What the referendum did show was that a majority of Soviet people were in favour of retaining a federal state with an unspecified system of government rather then breaking it up to create a number of smaller independent countries, as had eventually transpired in reality.
The end of communist governance in the USSR
The communist party (CPSU) high-handedly ran the Soviet state ever since its inception. This was formally acknowledged in Article 6 of the Soviet constitution of 1977 (the earlier 1936 constitution had a similar article too, of course). But during perestroika the reins of power began to slip from the party's grasp and on March 14, 1990 this article was amended from the clear-cut statement of communist paramountcy:
The leading and guiding force of the Soviet society and the nucleus of
its political system, of all state organisations and public
organisations, is the Communist Party of the Soviet Union [...] The
Communist Party [...] determines the general perspectives of the
development of society and the course of the home and foreign policy
of the USSR [...]
to the toothless platitude:
The Communist Party of the Soviet Union, other political parties as
well as labor, youth and other public organisations and mass movements
[...] participate in the policy-making of the Soviet state [...]
This was no trifle - it was the main demand of the newly-formed democratic opposition movement and Gorbachev's giving in to it was a clear indication that the party's grip on power was effectively broken.
Indeed, the very same bill which abolished the party's monopoly on power introduced the new office of President of the USSR, to be filled by Gorbachev who urgently needed a new job title. Clearly, being merely Secretary General of the CPSU was no longer enough to command full obedience.
The referendum question: another look
If you will now reread the referendum question, you'll find that it does not mention the CPSU or communism at all! Rather, it reads:
Do you consider it necessary to preserve the Union of Soviet Socialist
Republics as a renewed federation of equal sovereign republics, which
will fully guarantee the rights and freedoms of all nationalities?
Another telling fact is that if one read's carefully the wiki page on the referendum, it turns out that originally there were 5 questions planned, rather than one. Question 2 and 3 were to refer to the preservation, respectively, of the socialist system and of the Soviets.

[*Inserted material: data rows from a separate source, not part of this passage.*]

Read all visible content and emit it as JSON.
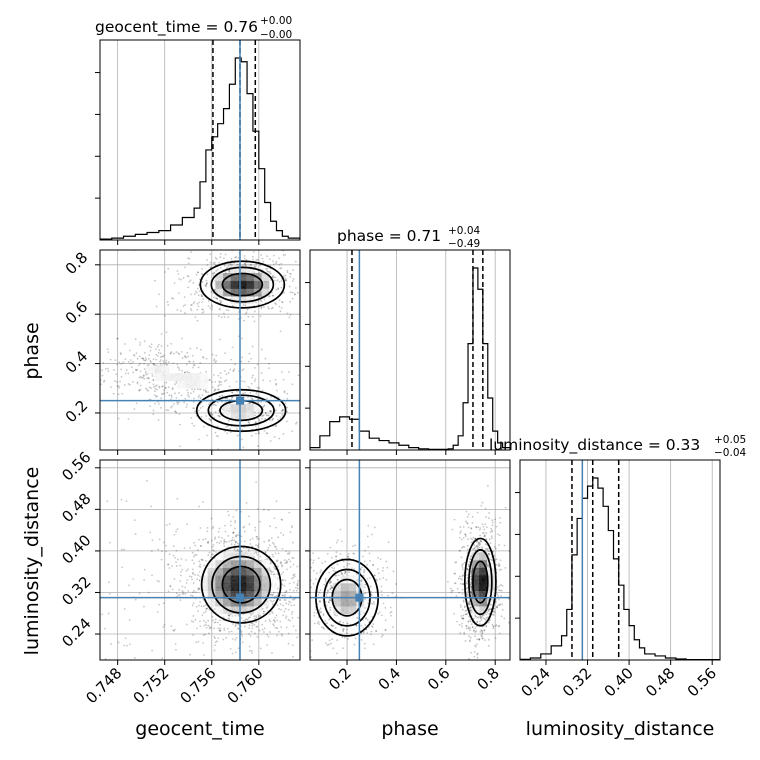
{
  "chart_data": {
    "type": "corner",
    "parameters": [
      "geocent_time",
      "phase",
      "luminosity_distance"
    ],
    "truths": {
      "geocent_time": 0.7584,
      "phase": 0.25,
      "luminosity_distance": 0.31
    },
    "grid": true,
    "titles": {
      "geocent_time": {
        "name": "geocent_time",
        "median": "0.76",
        "plus": "+0.00",
        "minus": "−0.00"
      },
      "phase": {
        "name": "phase",
        "median": "0.71",
        "plus": "+0.04",
        "minus": "−0.49"
      },
      "luminosity_distance": {
        "name": "luminosity_distance",
        "median": "0.33",
        "plus": "+0.05",
        "minus": "−0.04"
      }
    },
    "axes": {
      "geocent_time": {
        "range": [
          0.7465,
          0.7635
        ],
        "ticks": [
          0.748,
          0.752,
          0.756,
          0.76
        ],
        "tick_labels": [
          "0.748",
          "0.752",
          "0.756",
          "0.760"
        ]
      },
      "phase": {
        "range": [
          0.05,
          0.86
        ],
        "ticks": [
          0.2,
          0.4,
          0.6,
          0.8
        ],
        "tick_labels": [
          "0.2",
          "0.4",
          "0.6",
          "0.8"
        ]
      },
      "luminosity_distance": {
        "range": [
          0.19,
          0.575
        ],
        "ticks": [
          0.24,
          0.32,
          0.4,
          0.48,
          0.56
        ],
        "tick_labels": [
          "0.24",
          "0.32",
          "0.40",
          "0.48",
          "0.56"
        ]
      }
    },
    "marginals": {
      "geocent_time": {
        "bin_edges": [
          0.7465,
          0.7475,
          0.7485,
          0.7495,
          0.7505,
          0.7515,
          0.7525,
          0.7535,
          0.7545,
          0.755,
          0.7555,
          0.756,
          0.7565,
          0.757,
          0.7575,
          0.758,
          0.7585,
          0.759,
          0.7595,
          0.76,
          0.7605,
          0.761,
          0.7615,
          0.762,
          0.7625,
          0.7635
        ],
        "counts": [
          0.5,
          1,
          2,
          3,
          4,
          5,
          8,
          12,
          17,
          31,
          48,
          55,
          62,
          70,
          83,
          97,
          95,
          78,
          58,
          38,
          20,
          10,
          5,
          2,
          1
        ],
        "quantiles": [
          0.7561,
          0.7584,
          0.7597
        ]
      },
      "phase": {
        "bin_edges": [
          0.05,
          0.09,
          0.13,
          0.17,
          0.21,
          0.25,
          0.29,
          0.33,
          0.37,
          0.41,
          0.45,
          0.49,
          0.53,
          0.57,
          0.61,
          0.63,
          0.65,
          0.67,
          0.69,
          0.71,
          0.73,
          0.75,
          0.77,
          0.79,
          0.81,
          0.83,
          0.86
        ],
        "counts": [
          1,
          6,
          12,
          14,
          13,
          8,
          5,
          4,
          3,
          2,
          1,
          0.5,
          0.3,
          0.3,
          0.5,
          2,
          6,
          20,
          45,
          77,
          68,
          45,
          22,
          8,
          3,
          1
        ],
        "quantiles": [
          0.22,
          0.71,
          0.75
        ]
      },
      "luminosity_distance": {
        "bin_edges": [
          0.19,
          0.21,
          0.23,
          0.25,
          0.27,
          0.28,
          0.29,
          0.3,
          0.31,
          0.32,
          0.33,
          0.34,
          0.35,
          0.36,
          0.37,
          0.38,
          0.39,
          0.4,
          0.41,
          0.42,
          0.43,
          0.45,
          0.47,
          0.49,
          0.51,
          0.575
        ],
        "counts": [
          0.3,
          1,
          3,
          7,
          12,
          25,
          52,
          70,
          80,
          86,
          90,
          85,
          76,
          64,
          50,
          37,
          25,
          17,
          10,
          6,
          3,
          2,
          1,
          0.5,
          0.2
        ],
        "quantiles": [
          0.29,
          0.33,
          0.38
        ]
      }
    },
    "joint_modes": {
      "phase_vs_geocent_time": [
        {
          "x": 0.7586,
          "y": 0.72,
          "sx": 0.0017,
          "sy": 0.045,
          "weight": 1.0
        },
        {
          "x": 0.7585,
          "y": 0.21,
          "sx": 0.0018,
          "sy": 0.04,
          "weight": 0.45
        },
        {
          "x": 0.7545,
          "y": 0.33,
          "sx": 0.0025,
          "sy": 0.05,
          "weight": 0.35
        },
        {
          "x": 0.751,
          "y": 0.38,
          "sx": 0.0015,
          "sy": 0.04,
          "weight": 0.25
        }
      ],
      "luminosity_distance_vs_geocent_time": [
        {
          "x": 0.7585,
          "y": 0.335,
          "sx": 0.0016,
          "sy": 0.035,
          "weight": 1.0
        },
        {
          "x": 0.757,
          "y": 0.34,
          "sx": 0.0035,
          "sy": 0.06,
          "weight": 0.35
        }
      ],
      "luminosity_distance_vs_phase": [
        {
          "x": 0.74,
          "y": 0.34,
          "sx": 0.03,
          "sy": 0.04,
          "weight": 1.0
        },
        {
          "x": 0.2,
          "y": 0.31,
          "sx": 0.06,
          "sy": 0.035,
          "weight": 0.55
        }
      ]
    }
  }
}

However, all the extra questions were dropped from the final ballot. Probably because the organizers did not feel they would be able to secure a majority on them.
The struggle to preserve the federal state
During 1990 and 1991 the Soviet state went into implosion mode. Long-repressed ethnic rivalries escalated into violence, pogroms, and open warfare. The federal leadedrship, no longer sure of itself, tried half-hearted repression and then when things went sour, reneged on its own repressive measures, blaming local army commanders. This cost it its credit with the military and police.
The regional elites now sensed weakness on behalf of the central government and saw an opportunity to assert themselves. Thus during 1990 many republics of the USSR either seceded or asserted their "sovereignty", finding themselves at loggerheads with the central authorities. Which laws were now to take precedence? The federal or the republican ones?
Gorbachev, an astute enough politician, saw what was going on, saw that the old Soviet system was by now beyond saving and took a reasonable step: he invited those republics who have not seceded (9 out of 15) to negotiate a new federal compact. In effect, the Soviet Union was going to be replaced by a new creation, the Union of Sovereign States.
The referendum was a political move by Gorbachev to shore up support for the federal center vis-a-vis the republics and to leverage it to gain more power during the negotiations for the drafting of the USS. It probably achieved its purpose.
In the event, the new federal compact was to the signed on August 20, 1991. A day before that, on August 19, a group of communist blowhards in Gorbachev's government tried to turn the clock back with their infamous abortive putsch. In the aftermath, both Gorbachev's political reputation and the idea of a federation took such a hit that the final scuttling in December 1991 was almost unavoidable.
The USSR had ceased to exist by this time anyways
You're absolutely wrong. That's the problem with the history: people are always confused with dates.